離婚の選択肢から「夫婦で乗り越える」へ
モラルハラスメントやDVの特徴ともいえますが、モラルハラスメントとDVをする人は、アメとムチを使いわける傾向があります。
SNSなどの嫁垢(旦那さんの愚痴を吐く嫁のアカウント)でもよく見かけますが、暴言や暴力を浴びせながらも、妻に対して誕生日にはプレゼントをくれたり、レストランへ食事に連れていき、「いつもお疲れさま」、ときには「愛してるよ」、「いつも頑張っているね」などと声をかけてくるのです。
そのときは、「あ、やっとモラルハラスメントやDVが止まる!」と期待しますが、そううまくはいきません。

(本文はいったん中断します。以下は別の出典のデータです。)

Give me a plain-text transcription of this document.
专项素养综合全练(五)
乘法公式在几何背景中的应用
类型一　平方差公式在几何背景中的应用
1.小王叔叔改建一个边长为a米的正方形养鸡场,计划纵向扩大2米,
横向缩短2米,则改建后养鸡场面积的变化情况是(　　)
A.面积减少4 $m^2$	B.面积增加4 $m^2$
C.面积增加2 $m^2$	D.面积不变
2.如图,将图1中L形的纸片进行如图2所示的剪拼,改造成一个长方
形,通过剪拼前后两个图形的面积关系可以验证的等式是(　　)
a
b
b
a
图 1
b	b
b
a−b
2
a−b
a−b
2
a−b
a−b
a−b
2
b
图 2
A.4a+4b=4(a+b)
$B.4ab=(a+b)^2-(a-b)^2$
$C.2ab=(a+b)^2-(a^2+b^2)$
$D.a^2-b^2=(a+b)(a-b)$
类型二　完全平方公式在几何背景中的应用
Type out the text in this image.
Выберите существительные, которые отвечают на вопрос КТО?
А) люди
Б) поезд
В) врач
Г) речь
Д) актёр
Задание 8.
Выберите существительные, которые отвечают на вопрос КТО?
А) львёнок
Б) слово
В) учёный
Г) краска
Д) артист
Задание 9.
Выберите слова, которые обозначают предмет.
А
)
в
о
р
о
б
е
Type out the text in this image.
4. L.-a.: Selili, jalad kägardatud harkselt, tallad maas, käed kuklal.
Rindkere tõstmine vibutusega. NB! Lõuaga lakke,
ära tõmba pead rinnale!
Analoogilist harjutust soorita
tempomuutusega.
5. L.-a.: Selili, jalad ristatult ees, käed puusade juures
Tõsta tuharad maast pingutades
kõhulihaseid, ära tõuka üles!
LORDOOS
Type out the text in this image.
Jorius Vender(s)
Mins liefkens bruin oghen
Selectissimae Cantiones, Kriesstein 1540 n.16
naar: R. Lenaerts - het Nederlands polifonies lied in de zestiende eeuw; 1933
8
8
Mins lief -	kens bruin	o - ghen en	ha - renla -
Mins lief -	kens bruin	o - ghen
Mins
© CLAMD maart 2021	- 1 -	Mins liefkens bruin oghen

アメの後には暴言や暴力がやってくるので、ハラスメントやDVを受けていても、次第に「私のことを愛してくれているから暴力をふるって正しい方向へ導こうとしててくれているんだ」「暴力は愛なんだ」と思い込むようになります。
そうなってしまったら、モラルハラスメントやDVの呪縛から逃れるタイミングを逃し、自分を苦しめる期間が長くなってしまうので、当てはまる人は注意してくださいね。
夫のアメとムチの使いわけで思考力や判断能力も低下し、体力的にも精神的にもボロボロになった私に、ある転機が訪れました。昔の知人とのSNSでの再会です。
当時私は将来的な離婚も見据えて、在宅のパートをしていました。ある日、パートながらもいろいろと仕事を任されていた私に、「金融関連の企画を考えてほしい」という依頼がきました。
そのとき、「この仕事の相談をしよう」と浮かんだ人物が、その後の私の人生を変えるキーパーソンになったのです。
企画のために連絡をとった昔の知人とは、企画の話もすすめながら、何気なくお互いの家庭の話もするようになっていきました。信頼をおいていた知人だったので、思いきって相談してみると…。
「旦那さんは何か抱え込んでいるんじゃないかな。何か悩みとか。この状況を打破したいなら、思い切って話し合ったほうがいいよ。人は言葉に出していわないとわからない。離婚する気持ちもあることを伝えて、両家の両親も巻き込んで話し合うのが一番いいと思う。モラハラやDVする人って孤独だから、自分のことをわかってほしいという気持ちが人一倍強いんじゃないかな。プライドも高いから、何か言えない悩みごとがあるのでは?」
親身なアドバイスを受けた結果、思いあたるフシがありました。夫は人一倍責任感が強くて完璧主義者。いつも「会社に行くのはお前たちのためだ!」と言っていたのです。
もしかして、出産後に家族を養うためのプレッシャーか何かを感じていたのかもしれない。それに、暴言、暴力を振るっている割には、新築の家を立てる計画でハウスメーカーと話が進んでいるし、貯蓄にもいそしんでいる。家計にお金も十分に入れているし、子どもには優しい…。
何とかして夫の暴言、暴力を辞めさせることができれば、幸せが訪れるかもしれない…。私はそう考えるようになりました。